Various protocols are used for inter-element communication within a deployment. These protocols include SIP, HTTPS, RMI (Remote Method Invocation), and JMX (Java Management Extensions). The common method for securing these protocols is TLS (Transport Layer Security). TLS will be used to secure the communication channel to prevent eavesdropping and message tampering. In addition, credentials used to establish these mutually authenticated TLS sessions can be leveraged to provide element–level authentication and authorization.

Identity (endpoint or Server) and Trusted (Root) Certificates are integral in establishing such TLS sessions.
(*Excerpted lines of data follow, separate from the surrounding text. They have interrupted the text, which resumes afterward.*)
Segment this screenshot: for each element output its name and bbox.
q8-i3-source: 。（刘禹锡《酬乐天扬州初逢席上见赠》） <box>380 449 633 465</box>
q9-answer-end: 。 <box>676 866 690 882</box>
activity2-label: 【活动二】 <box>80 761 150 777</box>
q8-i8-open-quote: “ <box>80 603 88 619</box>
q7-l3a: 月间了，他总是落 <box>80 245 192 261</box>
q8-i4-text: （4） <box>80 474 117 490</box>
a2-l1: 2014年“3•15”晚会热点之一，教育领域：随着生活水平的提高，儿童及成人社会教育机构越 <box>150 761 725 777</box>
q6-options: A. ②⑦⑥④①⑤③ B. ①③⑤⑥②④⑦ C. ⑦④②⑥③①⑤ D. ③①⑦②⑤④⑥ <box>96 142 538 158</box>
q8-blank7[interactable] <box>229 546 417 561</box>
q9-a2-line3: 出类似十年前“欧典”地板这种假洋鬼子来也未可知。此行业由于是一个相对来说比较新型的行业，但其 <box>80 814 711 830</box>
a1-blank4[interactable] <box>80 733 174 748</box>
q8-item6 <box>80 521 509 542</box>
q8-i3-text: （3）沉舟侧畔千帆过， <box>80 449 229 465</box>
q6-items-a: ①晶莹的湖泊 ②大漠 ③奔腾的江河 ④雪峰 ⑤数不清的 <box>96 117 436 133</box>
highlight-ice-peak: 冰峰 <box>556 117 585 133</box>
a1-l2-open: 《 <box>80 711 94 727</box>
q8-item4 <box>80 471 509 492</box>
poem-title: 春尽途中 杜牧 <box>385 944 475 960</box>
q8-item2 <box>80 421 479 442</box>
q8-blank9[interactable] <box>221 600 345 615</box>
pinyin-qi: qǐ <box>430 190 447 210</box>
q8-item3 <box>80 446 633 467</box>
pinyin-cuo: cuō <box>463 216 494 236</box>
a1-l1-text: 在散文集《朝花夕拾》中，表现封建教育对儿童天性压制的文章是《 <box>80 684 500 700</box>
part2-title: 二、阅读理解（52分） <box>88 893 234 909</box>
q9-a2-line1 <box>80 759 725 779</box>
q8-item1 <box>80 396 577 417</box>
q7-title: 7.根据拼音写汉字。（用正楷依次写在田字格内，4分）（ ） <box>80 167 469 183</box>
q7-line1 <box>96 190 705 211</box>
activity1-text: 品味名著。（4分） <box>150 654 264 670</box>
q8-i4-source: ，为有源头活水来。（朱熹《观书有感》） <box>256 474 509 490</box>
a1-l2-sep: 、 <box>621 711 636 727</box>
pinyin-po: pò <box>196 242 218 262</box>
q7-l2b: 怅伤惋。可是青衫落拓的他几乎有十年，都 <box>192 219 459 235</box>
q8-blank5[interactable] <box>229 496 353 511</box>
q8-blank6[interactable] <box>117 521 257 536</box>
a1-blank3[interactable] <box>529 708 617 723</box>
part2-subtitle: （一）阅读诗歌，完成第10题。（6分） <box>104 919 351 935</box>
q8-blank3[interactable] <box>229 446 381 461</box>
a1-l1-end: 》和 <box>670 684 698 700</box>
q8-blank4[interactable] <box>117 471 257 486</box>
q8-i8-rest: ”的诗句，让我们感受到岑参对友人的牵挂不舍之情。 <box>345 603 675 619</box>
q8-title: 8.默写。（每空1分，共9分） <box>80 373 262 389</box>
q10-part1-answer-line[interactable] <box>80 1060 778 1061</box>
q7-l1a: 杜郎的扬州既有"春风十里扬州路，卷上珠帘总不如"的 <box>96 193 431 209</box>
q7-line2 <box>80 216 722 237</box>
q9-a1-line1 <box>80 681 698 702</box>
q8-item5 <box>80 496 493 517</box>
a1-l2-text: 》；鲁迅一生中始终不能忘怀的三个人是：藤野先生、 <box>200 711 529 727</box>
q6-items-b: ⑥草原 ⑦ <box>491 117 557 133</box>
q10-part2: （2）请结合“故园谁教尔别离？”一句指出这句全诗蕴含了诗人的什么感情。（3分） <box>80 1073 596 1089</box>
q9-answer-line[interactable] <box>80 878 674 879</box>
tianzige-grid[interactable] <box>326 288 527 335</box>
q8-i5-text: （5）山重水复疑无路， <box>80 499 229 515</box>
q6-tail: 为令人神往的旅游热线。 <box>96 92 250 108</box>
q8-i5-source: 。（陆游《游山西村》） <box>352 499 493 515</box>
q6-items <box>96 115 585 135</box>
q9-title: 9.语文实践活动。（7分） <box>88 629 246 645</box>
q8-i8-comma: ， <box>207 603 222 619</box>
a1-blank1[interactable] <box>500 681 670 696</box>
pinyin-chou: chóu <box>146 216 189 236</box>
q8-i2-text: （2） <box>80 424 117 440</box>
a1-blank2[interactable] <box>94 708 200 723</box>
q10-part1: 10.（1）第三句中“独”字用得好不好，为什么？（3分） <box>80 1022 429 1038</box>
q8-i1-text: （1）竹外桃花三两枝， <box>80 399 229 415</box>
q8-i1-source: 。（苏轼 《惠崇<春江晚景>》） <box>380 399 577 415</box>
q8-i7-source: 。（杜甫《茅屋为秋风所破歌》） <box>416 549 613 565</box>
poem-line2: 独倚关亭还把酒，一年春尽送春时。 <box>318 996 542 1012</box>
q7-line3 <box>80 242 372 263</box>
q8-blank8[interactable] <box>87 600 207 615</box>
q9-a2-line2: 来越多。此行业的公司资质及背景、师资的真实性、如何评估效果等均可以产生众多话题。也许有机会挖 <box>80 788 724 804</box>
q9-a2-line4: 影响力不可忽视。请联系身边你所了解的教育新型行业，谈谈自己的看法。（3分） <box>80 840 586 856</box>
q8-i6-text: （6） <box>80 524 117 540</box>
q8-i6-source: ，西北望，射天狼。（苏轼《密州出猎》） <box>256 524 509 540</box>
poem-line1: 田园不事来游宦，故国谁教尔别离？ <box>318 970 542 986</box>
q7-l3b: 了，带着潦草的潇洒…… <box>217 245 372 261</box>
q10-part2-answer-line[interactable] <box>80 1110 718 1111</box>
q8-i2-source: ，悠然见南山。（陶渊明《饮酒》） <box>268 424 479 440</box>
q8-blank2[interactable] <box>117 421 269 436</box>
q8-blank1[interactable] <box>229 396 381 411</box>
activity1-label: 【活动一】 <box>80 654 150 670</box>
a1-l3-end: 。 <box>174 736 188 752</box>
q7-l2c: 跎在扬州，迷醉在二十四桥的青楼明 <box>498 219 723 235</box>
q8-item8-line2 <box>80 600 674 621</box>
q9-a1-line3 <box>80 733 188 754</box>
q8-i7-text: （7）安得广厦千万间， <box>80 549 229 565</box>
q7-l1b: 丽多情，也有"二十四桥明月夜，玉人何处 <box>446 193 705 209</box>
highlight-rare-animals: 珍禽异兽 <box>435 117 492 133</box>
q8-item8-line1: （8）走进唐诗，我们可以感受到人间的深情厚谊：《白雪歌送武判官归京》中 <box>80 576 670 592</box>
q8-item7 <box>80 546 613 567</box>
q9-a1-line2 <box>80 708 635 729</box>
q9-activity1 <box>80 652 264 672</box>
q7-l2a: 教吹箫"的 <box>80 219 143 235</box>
PKI (Public Key Infrastructure) is a commonly used and scalable technology to facilitate provisioning and remote management of these certificates and establish trust domains for a deployment.

The Trust Management Service delivered via the System Manager Centralized Management System is responsible for,

• Participating in a customer’s Public Key Infrastructure (PKI), if one exists.

  • For customers that do have a PKI within their enterprise but would like to create a separate domain of trust (derived from their Root CA) for Avaya components OR use a third-party (e.g., Verisign) as their trust provider.

• Lifecycle management of identity certificates for Avaya products,

  • Secure storage of Private Keys

  • Issuance of Certificates

  • Renewal of Certificates

  • Revocation of Issued Certificates

• Publish revocation information for issued certificates.

• Centralized Management (view, add and delete) of Trusted Certificates.

Avaya products interact with the System Manager Trust Management Service using the SCEP protocol for certificate enrollment, and by providing a web service interface and a JMX interface to enable remote management of certificates by System Manager’s Trust Management Service.